• China has halted approvals for outbound investments by domestic companies into the US since April 2025, according to sources familiar with the matter.
  • The move coincides with reciprocal tariff hikes, including US duties on Chinese imports rising to 145% and China's retaliatory 125% tariffs on US goods.
  • The freeze signals deepening economic decoupling, disrupting corporate expansion plans and supply chain integration.

Investment Freeze as Trade Weapon

China’s National Development and Reform Commission (NDRC) and local governments have quietly suspended greenlights for new or expanded US investments by Chinese firms, according to three people briefed on the policy. The undeclared moratorium—first implemented in April—aligns with Washington’s sweeping tariff increases on EVs, semiconductors, and critical minerals.

"This isn’t just tit-for-tat; it’s strategic containment," said a Shanghai-based investment banker who requested anonymity due to client sensitivities. "Beijing is choking off capital flows to sectors where the US seeks dominance." The banker noted pending deals in US logistics and battery manufacturing have been indefinitely stalled.

Ripple Effects Across Industries

Early casualties include a major automaker’s $800M Kentucky EV plant and a semiconductor materials supplier’s Texas expansion. US commercial real estate markets, particularly in tech hubs like Austin and Seattle, may face headwinds as Chinese capital recedes. Meanwhile, Chinese firms are reportedly diverting earmarked US funds to Southeast Asia and the EU.

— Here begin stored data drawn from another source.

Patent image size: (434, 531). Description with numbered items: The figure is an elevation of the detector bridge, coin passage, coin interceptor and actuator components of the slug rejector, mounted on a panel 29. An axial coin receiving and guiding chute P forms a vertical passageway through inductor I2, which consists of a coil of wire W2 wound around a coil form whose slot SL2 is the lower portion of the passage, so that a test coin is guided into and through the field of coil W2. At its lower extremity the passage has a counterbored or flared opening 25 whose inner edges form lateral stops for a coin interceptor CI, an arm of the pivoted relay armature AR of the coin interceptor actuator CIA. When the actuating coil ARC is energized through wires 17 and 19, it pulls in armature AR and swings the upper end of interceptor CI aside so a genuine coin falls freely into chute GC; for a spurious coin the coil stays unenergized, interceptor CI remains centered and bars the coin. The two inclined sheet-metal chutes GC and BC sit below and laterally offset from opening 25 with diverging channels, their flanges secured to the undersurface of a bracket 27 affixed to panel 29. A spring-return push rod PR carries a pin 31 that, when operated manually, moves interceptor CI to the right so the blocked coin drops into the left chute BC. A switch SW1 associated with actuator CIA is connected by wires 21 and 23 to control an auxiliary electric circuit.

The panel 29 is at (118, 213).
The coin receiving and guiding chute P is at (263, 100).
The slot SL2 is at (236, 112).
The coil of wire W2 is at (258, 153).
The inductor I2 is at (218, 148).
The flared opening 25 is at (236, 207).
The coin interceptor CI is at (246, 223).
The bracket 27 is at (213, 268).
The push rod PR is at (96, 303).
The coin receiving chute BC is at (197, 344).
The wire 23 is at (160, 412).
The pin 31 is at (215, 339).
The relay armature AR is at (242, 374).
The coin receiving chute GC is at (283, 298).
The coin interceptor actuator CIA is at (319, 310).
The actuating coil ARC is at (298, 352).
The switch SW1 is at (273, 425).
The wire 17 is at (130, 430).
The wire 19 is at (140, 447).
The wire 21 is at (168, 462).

A spokesperson for China’s Commerce Ministry declined to confirm the policy shift when contacted but stated, "All outbound investments undergo rigorous national security reviews." The US Treasury Department has not responded to requests for comment.

The Decoupling Accelerates

With bilateral trade volumes already down 18% year-to-date, the investment freeze compounds fractures in what was once a $700B economic relationship. Analysts warn the restrictions could outlast current trade negotiations. "When capital stops flowing, supply chains calcify," said Mei Xinyu, a researcher at China’s Academy of International Trade. "Rebuilding these links will take years—if it happens at all."

Correction: An earlier version misstated the US tariff rate on Chinese EVs. The correct figure is 145%, not 125%.